Well, as it turned out, what I had found was the Wheels Magazine annual Stockholm Pow-wow (I'm not sure if they used that name 'pow-wow', but it wouldn't surprise me. You ought to see the Indian immitators selling South American flute music while wearing full Plains Indian garb--complete with headdresses--in central Stockholm).
The streets were clogged for blocks with vintage cars dating from anywhere between 1925 and 1995. There were Chevy vans jacked up on gigantic tires, low-rider Cadillacs with fuzzy dice hanging from the rearview mirror. There were massive Buicks with drunken people hanging out of every orifice in the battered metal body--including the trunk. It was chaos, like a bad dream written by Hunter S. Thompson or a Mad Max movie.
There were other cars there, mostly antiques like 1957 Chevies and earlier vehicles, that were beautifully restored by skilled craftsmen-mechanics. There were a few WW II Army vehicles in mint condition like and old Dodge Army ambulance that came sputtering and grinding down the thoroughfare. It was an impressive parade that crept down Sveavägen. Three lanes of iconic car bodies ranging from gorgeous to shitty and spanning half a century of the American experience.

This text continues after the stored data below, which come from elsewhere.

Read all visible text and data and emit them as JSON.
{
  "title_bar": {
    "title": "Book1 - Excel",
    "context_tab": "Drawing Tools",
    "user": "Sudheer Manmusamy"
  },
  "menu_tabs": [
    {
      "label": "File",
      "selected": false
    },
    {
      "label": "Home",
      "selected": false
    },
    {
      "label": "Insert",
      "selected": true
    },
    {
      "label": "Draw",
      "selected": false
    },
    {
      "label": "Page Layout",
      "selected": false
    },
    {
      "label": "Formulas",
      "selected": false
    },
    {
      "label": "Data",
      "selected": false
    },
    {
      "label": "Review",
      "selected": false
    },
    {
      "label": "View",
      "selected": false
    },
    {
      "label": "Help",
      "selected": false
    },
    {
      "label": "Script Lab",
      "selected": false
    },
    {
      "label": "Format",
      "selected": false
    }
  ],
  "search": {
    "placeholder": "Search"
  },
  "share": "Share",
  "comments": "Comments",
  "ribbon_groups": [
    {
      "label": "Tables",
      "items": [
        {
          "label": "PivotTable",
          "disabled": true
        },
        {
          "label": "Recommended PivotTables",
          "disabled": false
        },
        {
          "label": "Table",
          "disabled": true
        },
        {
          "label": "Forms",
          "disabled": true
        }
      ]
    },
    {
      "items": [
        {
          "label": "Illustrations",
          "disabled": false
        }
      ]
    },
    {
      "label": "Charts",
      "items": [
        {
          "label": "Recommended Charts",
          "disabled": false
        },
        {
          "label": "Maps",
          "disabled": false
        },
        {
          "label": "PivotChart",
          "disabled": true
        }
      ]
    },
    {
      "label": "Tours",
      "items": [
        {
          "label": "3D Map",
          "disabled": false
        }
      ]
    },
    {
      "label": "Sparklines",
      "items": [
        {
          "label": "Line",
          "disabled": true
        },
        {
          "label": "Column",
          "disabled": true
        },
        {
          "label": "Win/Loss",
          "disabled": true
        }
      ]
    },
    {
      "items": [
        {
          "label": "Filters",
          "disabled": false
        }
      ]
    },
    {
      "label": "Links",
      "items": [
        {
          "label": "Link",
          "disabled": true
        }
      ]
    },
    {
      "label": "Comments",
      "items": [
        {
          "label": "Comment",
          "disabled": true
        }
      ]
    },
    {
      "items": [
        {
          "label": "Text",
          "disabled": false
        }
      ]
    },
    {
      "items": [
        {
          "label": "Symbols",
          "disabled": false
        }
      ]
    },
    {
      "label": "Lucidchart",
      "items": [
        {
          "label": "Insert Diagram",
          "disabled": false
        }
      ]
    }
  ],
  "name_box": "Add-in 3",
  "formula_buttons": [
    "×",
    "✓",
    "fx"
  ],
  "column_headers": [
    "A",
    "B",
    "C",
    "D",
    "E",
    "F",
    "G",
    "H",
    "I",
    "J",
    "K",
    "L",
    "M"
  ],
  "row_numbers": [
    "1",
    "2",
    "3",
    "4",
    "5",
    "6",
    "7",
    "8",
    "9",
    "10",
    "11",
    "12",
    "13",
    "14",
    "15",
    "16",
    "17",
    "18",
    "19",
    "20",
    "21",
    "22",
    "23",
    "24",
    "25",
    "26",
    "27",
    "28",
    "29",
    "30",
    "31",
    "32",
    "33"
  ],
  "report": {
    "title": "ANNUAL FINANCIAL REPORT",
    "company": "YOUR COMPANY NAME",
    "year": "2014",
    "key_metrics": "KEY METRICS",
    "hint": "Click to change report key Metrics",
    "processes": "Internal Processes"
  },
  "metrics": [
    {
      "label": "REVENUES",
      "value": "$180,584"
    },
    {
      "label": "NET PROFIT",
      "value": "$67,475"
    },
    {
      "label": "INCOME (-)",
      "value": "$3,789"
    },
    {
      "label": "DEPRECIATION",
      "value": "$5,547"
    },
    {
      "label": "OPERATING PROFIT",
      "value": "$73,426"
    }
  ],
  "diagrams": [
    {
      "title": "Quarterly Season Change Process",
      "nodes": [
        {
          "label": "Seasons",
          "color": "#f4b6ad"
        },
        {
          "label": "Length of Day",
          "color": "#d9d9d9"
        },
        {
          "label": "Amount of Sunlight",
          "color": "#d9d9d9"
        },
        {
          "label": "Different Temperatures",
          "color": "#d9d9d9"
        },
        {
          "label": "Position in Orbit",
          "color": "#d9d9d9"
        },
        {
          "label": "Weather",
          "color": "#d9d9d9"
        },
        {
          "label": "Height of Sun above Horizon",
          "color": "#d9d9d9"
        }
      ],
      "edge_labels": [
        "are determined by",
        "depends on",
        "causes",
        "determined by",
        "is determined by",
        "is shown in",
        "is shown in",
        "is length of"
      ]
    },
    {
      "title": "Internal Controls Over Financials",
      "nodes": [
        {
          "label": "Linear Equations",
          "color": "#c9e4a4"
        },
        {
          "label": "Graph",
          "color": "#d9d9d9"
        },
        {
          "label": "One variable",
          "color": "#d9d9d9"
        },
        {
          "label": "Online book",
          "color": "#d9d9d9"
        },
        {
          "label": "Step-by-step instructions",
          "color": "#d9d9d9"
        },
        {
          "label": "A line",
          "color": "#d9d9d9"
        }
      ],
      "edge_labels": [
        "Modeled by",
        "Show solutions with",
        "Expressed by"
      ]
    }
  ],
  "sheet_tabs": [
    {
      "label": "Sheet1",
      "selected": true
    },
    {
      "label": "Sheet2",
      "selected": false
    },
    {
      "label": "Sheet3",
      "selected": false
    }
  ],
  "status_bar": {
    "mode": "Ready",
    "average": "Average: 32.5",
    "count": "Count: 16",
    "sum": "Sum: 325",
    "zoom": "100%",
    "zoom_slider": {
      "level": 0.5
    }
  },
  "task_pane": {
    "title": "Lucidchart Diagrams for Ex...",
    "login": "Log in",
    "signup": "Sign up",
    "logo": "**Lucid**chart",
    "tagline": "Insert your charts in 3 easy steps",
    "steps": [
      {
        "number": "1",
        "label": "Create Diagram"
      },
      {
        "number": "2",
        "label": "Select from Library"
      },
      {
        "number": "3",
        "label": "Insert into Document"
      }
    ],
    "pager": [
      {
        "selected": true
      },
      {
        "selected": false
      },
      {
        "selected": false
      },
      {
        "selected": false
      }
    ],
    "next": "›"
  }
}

Lots of the cars were sporting special features like tinted headlights, Lacoocooracha horns, and fox tails. However, as darkness fell--as did many of the most obscenely drunk raggare--all the refinements and detailings were lost in an eerie haze of headlight-illuminated exhaust fumes. I had really forgotten how much more American cars pollute--especially those aircraft carrier-sized 1970's sedans. The back of my throat began to burn and just when I thought I had found a nice haven where fresh air blew in from an intersecting street, two guys on motorcycles began spinning their tires on the pavement to make a smoke screen for the crowd. Cheers and whoops went around as a column of acrid burnt rubber smoke climbed into the air.
By then the ambulances were weaving through the old cars every few minutes. Raggare being raggare, there were plenty of people sliding around ontop of moving cars, drinking beer with their make-up-caked, NASCAR-clad girlfriends, raggarebrud. It was only a matter of time before people started getting carted off to the hospital...but in a way, that's a part of the life. That's part of being in or emulating the American redneck car-junky existance. And honestly, I could see in their grease-streaked faces and their bloodshot eyes that for them, this was their night. They had come to the big city and taken over. They were the sensation of the town, filling the night air with the sound of rumbling engines, squeeling tires, and the haze of exhaust as only an American automobile can make it. They were revelling among their fellow automobile lovers, here to show off their treasured machines--their blood, sweat, and tears, everything they fought for--here in the national capital. It was a night to be proud of and to remember for all time, 'the night when my Cadillac convertible shot flames from the tailpipes and peeled out down one of Stockholm's main avenues to the defiant growl of "Bad to the bone".
And so fittingly, Sweden's raggare celebrated their big night, breaking out the beer and loud music, having a tailgate party and checking out other people's machines.
Yet for the happenstance American onlooker still confused by the sudden appearance of an American auto show in central Stockholm, it would take some time to absorb the highly-familiar yet somehow 'not quite right' sights and sounds of the evening. It was a bit like witnessing a catastrophic car accident. It all seemed real enough at the time, but there remains an aftertaste of disbelief, a sense that it was all an illusion, right down to the the raggare with the 1947 Volvo "Pilsner" having a round of its namesake. This brush with an exaggerated, 'idealized' Americana honestly left me with a bit of 'culture shock' and I must admit, a wistful longing for the freedom and down-to-earth people of Wisconsin.